How Have You Grown Since Your First Mother’s Day?

Posted on May 11, 2018

 

“I can’t believe how big my kids are all of a sudden.”

“I’m sad they’re not babies anymore.”

“My son’s first word was spoken on Mother’s Day—and it was “papa.” I’ll never let him live that down!”

“I remember the day that I became a mother like yesterday. My son was the sweetest gift I ever received.”

“This is my 14th Mother’s Day! Yikes, my kids are growing up way too fast.”

“By next Mother’s Day, my daughter will be off to college. How much she’s grown.”

Somehow every year, around Mother’s Day, our flashbacks and reflections circle around our kids. For me, this was a big year. My daughter turned another decade, and even though I’m not very big on numbers, I did sneak a peek at her baby album and almost immediately felt an overwhelming sense of nostalgia. She was such a beautiful baby—peaceful, serene, and disciplined. She was sleeping six hours a night at five weeks. Every new mom’s dream!

 

I couldn’t help but feel that time had flown by at lightning speed. Then I noticed another album picture of me with a semi-frown on my face. There were wrinkles between my eyebrows. In an instant, I remembered that I had been really angry at my mother-in-law. She had been telling my sister not to take so many pictures, to let baby and mom rest, and that too many flashbulbs were not good for the baby anyway. I remember being very ticked off about her comments. I also remembered my mom sharing an old wives’ tale about not taking pictures when a baby was sleeping.

I had two moms involved in my life, and they constantly kept me on a roller-coaster of emotions. I was always anticipating the next “advice” I was going to get. Now I can giggle about how I would let them get under my skin and how my emotions would be triggered by their “guidance.”

Thirty years later, I still have my two moms. One lives in our house and the other is not far away. They haven’t changed a bit. But I have. Looking at those pictures reminded me how much I have grown up and made me think about some differences. I grabbed a pen and my diary and jotted down my thoughts. Here’s what I came up with:

Patience – up 100 percent

Tolerance – up 200 percent

Judgment – down 99.8 percent

Expectations – down 100 percent

Noise in my head – down 50 percent

Enjoying the moment – up 200 percent

Complaining (internal) – down 100 percent

Self-awareness – up 500 percent

Emotional Intelligence and Management – up 2000 percent

Respect for the gift of life – up 2000 percent

And what were the biggest reasons for such growth?

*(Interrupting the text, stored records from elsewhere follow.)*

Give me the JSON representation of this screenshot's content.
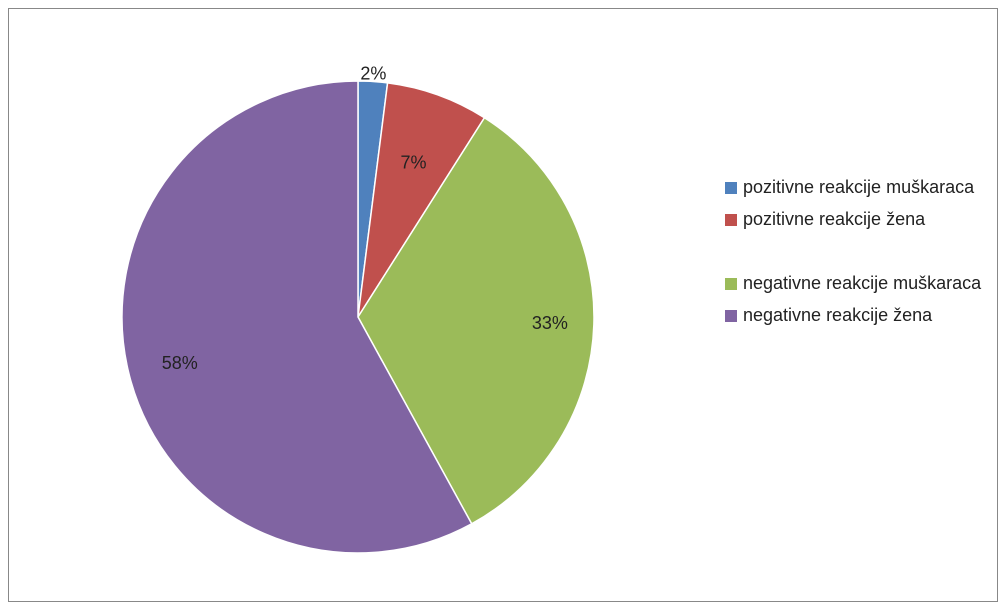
{
  "chart_data": {
    "type": "pie",
    "slices": [
      {
        "label": "pozitivne reakcije muškaraca",
        "value": 2,
        "display": "2%",
        "color": "#4F81BD"
      },
      {
        "label": "pozitivne reakcije žena",
        "value": 7,
        "display": "7%",
        "color": "#C0504D"
      },
      {
        "label": "negativne reakcije muškaraca",
        "value": 33,
        "display": "33%",
        "color": "#9BBB59"
      },
      {
        "label": "negativne reakcije žena",
        "value": 58,
        "display": "58%",
        "color": "#8064A2"
      }
    ],
    "legend_position": "right",
    "start_angle": "12 o'clock",
    "direction": "clockwise"
  }
}
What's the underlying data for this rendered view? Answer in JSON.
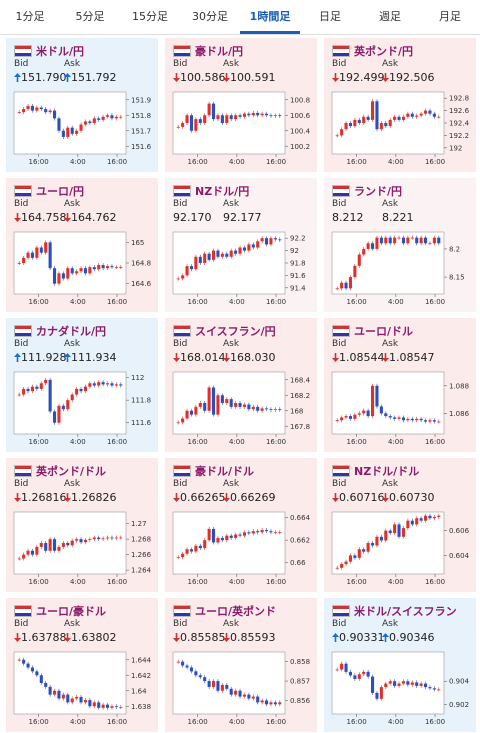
{
  "tabs": [
    "1分足",
    "5分足",
    "15分足",
    "30分足",
    "1時間足",
    "日足",
    "週足",
    "月足"
  ],
  "active_tab": 4,
  "bid_label": "Bid",
  "ask_label": "Ask",
  "xticks": [
    "16:00",
    "4:00",
    "16:00"
  ],
  "panels": [
    {
      "name": "米ドル/円",
      "direction": "up",
      "bid": "151.790",
      "ask": "151.792",
      "ylim": [
        151.55,
        151.95
      ],
      "yticks": [
        151.9,
        151.8,
        151.7,
        151.6
      ],
      "prices": [
        151.82,
        151.84,
        151.86,
        151.83,
        151.85,
        151.84,
        151.82,
        151.83,
        151.78,
        151.7,
        151.66,
        151.72,
        151.68,
        151.7,
        151.74,
        151.76,
        151.75,
        151.78,
        151.77,
        151.79,
        151.8,
        151.78,
        151.79,
        151.79
      ]
    },
    {
      "name": "豪ドル/円",
      "direction": "down",
      "bid": "100.586",
      "ask": "100.591",
      "ylim": [
        100.1,
        100.9
      ],
      "yticks": [
        100.8,
        100.6,
        100.4,
        100.2
      ],
      "prices": [
        100.45,
        100.5,
        100.6,
        100.4,
        100.55,
        100.5,
        100.6,
        100.75,
        100.55,
        100.6,
        100.5,
        100.6,
        100.55,
        100.6,
        100.58,
        100.62,
        100.6,
        100.63,
        100.6,
        100.62,
        100.6,
        100.59,
        100.6,
        100.59
      ]
    },
    {
      "name": "英ポンド/円",
      "direction": "down",
      "bid": "192.499",
      "ask": "192.506",
      "ylim": [
        191.9,
        192.9
      ],
      "yticks": [
        192.8,
        192.6,
        192.4,
        192.2,
        192
      ],
      "prices": [
        192.2,
        192.3,
        192.4,
        192.35,
        192.45,
        192.4,
        192.5,
        192.45,
        192.75,
        192.3,
        192.4,
        192.35,
        192.45,
        192.5,
        192.45,
        192.5,
        192.55,
        192.5,
        192.52,
        192.55,
        192.6,
        192.55,
        192.5,
        192.5
      ]
    },
    {
      "name": "ユーロ/円",
      "direction": "down",
      "bid": "164.758",
      "ask": "164.762",
      "ylim": [
        164.5,
        165.1
      ],
      "yticks": [
        165,
        164.8,
        164.6
      ],
      "prices": [
        164.8,
        164.85,
        164.9,
        164.85,
        164.95,
        164.9,
        165.0,
        164.75,
        164.6,
        164.7,
        164.65,
        164.75,
        164.7,
        164.72,
        164.75,
        164.7,
        164.76,
        164.74,
        164.78,
        164.75,
        164.77,
        164.76,
        164.76,
        164.76
      ]
    },
    {
      "name": "NZドル/円",
      "direction": null,
      "bid": "92.170",
      "ask": "92.177",
      "ylim": [
        91.3,
        92.3
      ],
      "yticks": [
        92.2,
        92,
        91.8,
        91.6,
        91.4
      ],
      "prices": [
        91.55,
        91.6,
        91.75,
        91.7,
        91.9,
        91.8,
        91.95,
        91.85,
        92.0,
        91.9,
        91.95,
        91.9,
        92.0,
        91.95,
        92.05,
        92.0,
        92.1,
        92.05,
        92.15,
        92.2,
        92.1,
        92.2,
        92.18,
        92.17
      ]
    },
    {
      "name": "ランド/円",
      "direction": null,
      "bid": "8.212",
      "ask": "8.221",
      "ylim": [
        8.12,
        8.23
      ],
      "yticks": [
        8.2,
        8.15
      ],
      "prices": [
        8.13,
        8.14,
        8.13,
        8.15,
        8.17,
        8.19,
        8.2,
        8.21,
        8.2,
        8.22,
        8.21,
        8.22,
        8.21,
        8.22,
        8.22,
        8.21,
        8.22,
        8.22,
        8.21,
        8.22,
        8.21,
        8.21,
        8.22,
        8.21
      ]
    },
    {
      "name": "カナダドル/円",
      "direction": "up",
      "bid": "111.928",
      "ask": "111.934",
      "ylim": [
        111.5,
        112.05
      ],
      "yticks": [
        112,
        111.8,
        111.6
      ],
      "prices": [
        111.85,
        111.9,
        111.88,
        111.92,
        111.9,
        111.95,
        111.98,
        111.7,
        111.6,
        111.75,
        111.72,
        111.8,
        111.85,
        111.9,
        111.88,
        111.92,
        111.95,
        111.93,
        111.96,
        111.94,
        111.95,
        111.93,
        111.94,
        111.93
      ]
    },
    {
      "name": "スイスフラン/円",
      "direction": "down",
      "bid": "168.014",
      "ask": "168.030",
      "ylim": [
        167.7,
        168.5
      ],
      "yticks": [
        168.4,
        168.2,
        168,
        167.8
      ],
      "prices": [
        167.85,
        167.9,
        168.0,
        167.95,
        168.05,
        168.1,
        168.0,
        168.3,
        167.95,
        168.2,
        168.1,
        168.15,
        168.05,
        168.1,
        168.05,
        168.08,
        168.02,
        168.05,
        168.0,
        168.03,
        168.02,
        168.01,
        168.02,
        168.01
      ]
    },
    {
      "name": "ユーロ/ドル",
      "direction": "down",
      "bid": "1.08544",
      "ask": "1.08547",
      "ylim": [
        1.0845,
        1.089
      ],
      "yticks": [
        1.088,
        1.086
      ],
      "prices": [
        1.0855,
        1.0857,
        1.0858,
        1.0856,
        1.0859,
        1.086,
        1.0862,
        1.0858,
        1.088,
        1.0865,
        1.086,
        1.0858,
        1.0857,
        1.0856,
        1.0857,
        1.0855,
        1.0856,
        1.0855,
        1.0856,
        1.0855,
        1.0854,
        1.0855,
        1.0854,
        1.0854
      ]
    },
    {
      "name": "英ポンド/ドル",
      "direction": "down",
      "bid": "1.26816",
      "ask": "1.26826",
      "ylim": [
        1.2635,
        1.2715
      ],
      "yticks": [
        1.27,
        1.268,
        1.266,
        1.264
      ],
      "prices": [
        1.2655,
        1.266,
        1.2665,
        1.266,
        1.267,
        1.2675,
        1.2665,
        1.268,
        1.2665,
        1.267,
        1.2675,
        1.2672,
        1.2678,
        1.268,
        1.2676,
        1.2679,
        1.268,
        1.2682,
        1.268,
        1.2681,
        1.2682,
        1.2681,
        1.2682,
        1.2682
      ]
    },
    {
      "name": "豪ドル/ドル",
      "direction": "down",
      "bid": "0.66265",
      "ask": "0.66269",
      "ylim": [
        0.659,
        0.6645
      ],
      "yticks": [
        0.664,
        0.662,
        0.66
      ],
      "prices": [
        0.6605,
        0.6608,
        0.6612,
        0.661,
        0.6615,
        0.6613,
        0.662,
        0.663,
        0.6618,
        0.6622,
        0.662,
        0.6624,
        0.6622,
        0.6625,
        0.6624,
        0.6627,
        0.6626,
        0.6628,
        0.6627,
        0.6629,
        0.6628,
        0.6627,
        0.6627,
        0.6627
      ]
    },
    {
      "name": "NZドル/ドル",
      "direction": "down",
      "bid": "0.60716",
      "ask": "0.60730",
      "ylim": [
        0.6025,
        0.6075
      ],
      "yticks": [
        0.606,
        0.604
      ],
      "prices": [
        0.603,
        0.6033,
        0.6035,
        0.604,
        0.6038,
        0.6045,
        0.6043,
        0.605,
        0.6048,
        0.6055,
        0.6052,
        0.606,
        0.6058,
        0.6065,
        0.6055,
        0.6062,
        0.6068,
        0.6065,
        0.607,
        0.6068,
        0.6072,
        0.607,
        0.6071,
        0.6072
      ]
    },
    {
      "name": "ユーロ/豪ドル",
      "direction": "down",
      "bid": "1.63788",
      "ask": "1.63802",
      "ylim": [
        1.637,
        1.645
      ],
      "yticks": [
        1.644,
        1.642,
        1.64,
        1.638
      ],
      "prices": [
        1.644,
        1.6435,
        1.643,
        1.6425,
        1.642,
        1.641,
        1.6405,
        1.6395,
        1.64,
        1.639,
        1.6395,
        1.6385,
        1.639,
        1.6392,
        1.6385,
        1.6388,
        1.638,
        1.6385,
        1.6378,
        1.6382,
        1.6378,
        1.638,
        1.6379,
        1.6379
      ]
    },
    {
      "name": "ユーロ/英ポンド",
      "direction": "down",
      "bid": "0.85585",
      "ask": "0.85593",
      "ylim": [
        0.8553,
        0.8585
      ],
      "yticks": [
        0.858,
        0.857,
        0.856
      ],
      "prices": [
        0.858,
        0.8578,
        0.8577,
        0.8575,
        0.8573,
        0.8572,
        0.857,
        0.8567,
        0.857,
        0.8565,
        0.8568,
        0.8566,
        0.8563,
        0.8565,
        0.8562,
        0.8563,
        0.8561,
        0.8562,
        0.8559,
        0.856,
        0.8558,
        0.8559,
        0.8558,
        0.8559
      ]
    },
    {
      "name": "米ドル/スイスフラン",
      "direction": "up",
      "bid": "0.90331",
      "ask": "0.90346",
      "ylim": [
        0.9012,
        0.9065
      ],
      "yticks": [
        0.904,
        0.902
      ],
      "prices": [
        0.905,
        0.9055,
        0.9048,
        0.9045,
        0.9042,
        0.9046,
        0.9048,
        0.9044,
        0.903,
        0.9025,
        0.9035,
        0.9038,
        0.904,
        0.9036,
        0.9038,
        0.904,
        0.9037,
        0.9039,
        0.9036,
        0.9038,
        0.9035,
        0.9034,
        0.9033,
        0.9033
      ]
    }
  ]
}
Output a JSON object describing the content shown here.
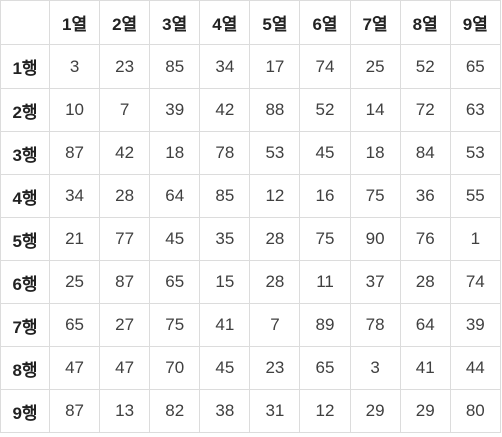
{
  "table": {
    "columns": [
      "1열",
      "2열",
      "3열",
      "4열",
      "5열",
      "6열",
      "7열",
      "8열",
      "9열"
    ],
    "rows": [
      {
        "label": "1행",
        "cells": [
          "3",
          "23",
          "85",
          "34",
          "17",
          "74",
          "25",
          "52",
          "65"
        ]
      },
      {
        "label": "2행",
        "cells": [
          "10",
          "7",
          "39",
          "42",
          "88",
          "52",
          "14",
          "72",
          "63"
        ]
      },
      {
        "label": "3행",
        "cells": [
          "87",
          "42",
          "18",
          "78",
          "53",
          "45",
          "18",
          "84",
          "53"
        ]
      },
      {
        "label": "4행",
        "cells": [
          "34",
          "28",
          "64",
          "85",
          "12",
          "16",
          "75",
          "36",
          "55"
        ]
      },
      {
        "label": "5행",
        "cells": [
          "21",
          "77",
          "45",
          "35",
          "28",
          "75",
          "90",
          "76",
          "1"
        ]
      },
      {
        "label": "6행",
        "cells": [
          "25",
          "87",
          "65",
          "15",
          "28",
          "11",
          "37",
          "28",
          "74"
        ]
      },
      {
        "label": "7행",
        "cells": [
          "65",
          "27",
          "75",
          "41",
          "7",
          "89",
          "78",
          "64",
          "39"
        ]
      },
      {
        "label": "8행",
        "cells": [
          "47",
          "47",
          "70",
          "45",
          "23",
          "65",
          "3",
          "41",
          "44"
        ]
      },
      {
        "label": "9행",
        "cells": [
          "87",
          "13",
          "82",
          "38",
          "31",
          "12",
          "29",
          "29",
          "80"
        ]
      }
    ]
  }
}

I thought deeply about that for a little while. Here they are:

  • My kids are my biggest teachers. This is the most important life lesson, which is of the utmost necessity for every parent’s growth.

 

  • I’ve had years of life experience. When you’ve been a parent for 30 years and have seen three decades of life and death and everything in between, clarity is a by-product. We come to understand what’s really important, and we let go of the small stuff—not just with our kids but with the rest of our family, friends, and peers as well.

 

  • But most importantly, there’s Emotional Intelligence and Emotional Management and my conscious connection with life. As I became more emotionally intelligent, I was able to manage myself, my kids, and all my relationships more effectively. Not paying attention to my emotions was my biggest hurdle and challenge. I was good at not showing my emotions to others, and so you would never know when or by what I was hurt. But, oh, did that create havoc for me on the inside. Identifying my feelings, validating them, and then allowing them to pass through both non-judgmentally and non-reactively was a skill I had to learn, and it has served me well.

 

  • Next, I started to become aware that I am surrounded by and synchronized with the energy of life in everything I do, touch, and feel. That was life-changing. The trees in my yard breathe life just like I do, and we have a perfect contract of exchange—I breathe out CO2 for them, and they breathe out oxygen for me. It’s perfect! Clouds move through the sky, just as I have clouds of emotions that move through me. Water has a flow just as I do—after all, I am 70 percent water. I share the air that I breathe with every plant and animal around me, including my kids, relatives, family, friends, peers, and every other human being on the planet, whether I know them or not. And as I became more aware of being part of the larger puzzle called life, I tapped deeper into my human potential. This has propelled my growth many times over! For me, this single revelation—of becoming conscious of the life that not only surrounds me but also supports me—has been the driver of my growth in compassion, kindness, empathy, respect, and love. This is what has shone brightly in my relationships and my work. Best of all, it has deepened my friendship and connection with my kids. Now, who doesn’t want that!

And so what started out with a few family photos has led to self-reflection and revelation that has left me not just joyous but over joyous. It has brought immense clarity on what I need to do more of.

For Mother’s Day, we would love to hear your top-of-the-list propellers of growth. Let’s share our revelations and be inspired by each other. What do you feel has helped you grow the most—both in this last year and since you became a mom?

Happy Mother’s Day to all you lovely mamas out there!